Die SNB konnte nur mit Ausschuettungen an die Kantone beginnen, weil sie nach 2000 ihre Goldvorraete zum Marktpreis in die Buchhaltung nahm. Vorher waren diese zu einem Preis in der Buchhaltung, dem sogenannten Paritätspreis von 4596 Fr./kg, welcher viel tiefer als der Marktpreis war. Mit diesem buchhalterischen Bewertungswechsel hatte die SNB ploetzlich Geld (ueber die Gold-verkaeufe), welche sie an die Kantone weitergeben konnte. Die Korrektur nach unten ist eine Folge der neuen Bewertungsweise und muss im Verhaeltnis zu dem Gesamtpreis des Wertes der Goldvorraete betrachtet werden.
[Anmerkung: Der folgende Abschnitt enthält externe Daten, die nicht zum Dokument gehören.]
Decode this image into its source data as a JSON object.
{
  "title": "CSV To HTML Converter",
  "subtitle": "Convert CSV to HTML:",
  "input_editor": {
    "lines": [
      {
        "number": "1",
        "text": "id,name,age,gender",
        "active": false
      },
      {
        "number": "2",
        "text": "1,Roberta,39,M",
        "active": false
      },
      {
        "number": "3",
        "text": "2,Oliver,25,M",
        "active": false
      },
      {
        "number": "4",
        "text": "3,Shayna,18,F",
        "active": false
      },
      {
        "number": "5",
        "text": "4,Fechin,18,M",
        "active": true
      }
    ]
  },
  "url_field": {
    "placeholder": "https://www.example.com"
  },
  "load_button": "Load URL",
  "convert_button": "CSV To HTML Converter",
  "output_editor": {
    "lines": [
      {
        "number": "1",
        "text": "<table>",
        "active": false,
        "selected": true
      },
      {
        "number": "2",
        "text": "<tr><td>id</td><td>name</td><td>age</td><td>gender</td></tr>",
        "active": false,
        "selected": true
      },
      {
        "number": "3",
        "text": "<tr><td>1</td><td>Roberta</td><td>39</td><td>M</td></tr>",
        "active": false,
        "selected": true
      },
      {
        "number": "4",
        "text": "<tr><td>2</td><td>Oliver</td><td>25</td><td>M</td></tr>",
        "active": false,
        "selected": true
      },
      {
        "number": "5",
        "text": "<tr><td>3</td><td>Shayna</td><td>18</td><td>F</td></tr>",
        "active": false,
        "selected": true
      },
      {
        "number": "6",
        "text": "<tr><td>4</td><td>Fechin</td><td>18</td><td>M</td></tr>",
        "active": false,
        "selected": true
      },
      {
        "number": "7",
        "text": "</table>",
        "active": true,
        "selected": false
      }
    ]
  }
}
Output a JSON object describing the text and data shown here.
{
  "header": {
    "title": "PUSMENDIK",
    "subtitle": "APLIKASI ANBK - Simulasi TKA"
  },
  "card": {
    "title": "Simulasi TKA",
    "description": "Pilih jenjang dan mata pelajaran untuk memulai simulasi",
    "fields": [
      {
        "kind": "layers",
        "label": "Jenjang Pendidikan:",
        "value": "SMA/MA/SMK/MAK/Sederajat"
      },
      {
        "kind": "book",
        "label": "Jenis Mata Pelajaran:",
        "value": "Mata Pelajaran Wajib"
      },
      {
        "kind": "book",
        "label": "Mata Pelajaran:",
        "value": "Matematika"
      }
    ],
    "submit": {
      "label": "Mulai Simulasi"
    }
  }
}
Gold in Hochpreisphasen zu verkaufen waere nicht unvernuenftig. Wenn man wuesste wann dies Hochpreisphase genau ist. Die SNB hatte dieses Wissen offensichtlich nicht, da sie fast zum absoluten Tiefst verkaufte. Also muss man die SNB vor sich selber schuetzen.

Der wahre Klotz am Bein sind die Euros. Gold kann immer bedient werden, die Obligationen in Euro werden vielleicht eines Tages ploetzlich nicht mehr bedient.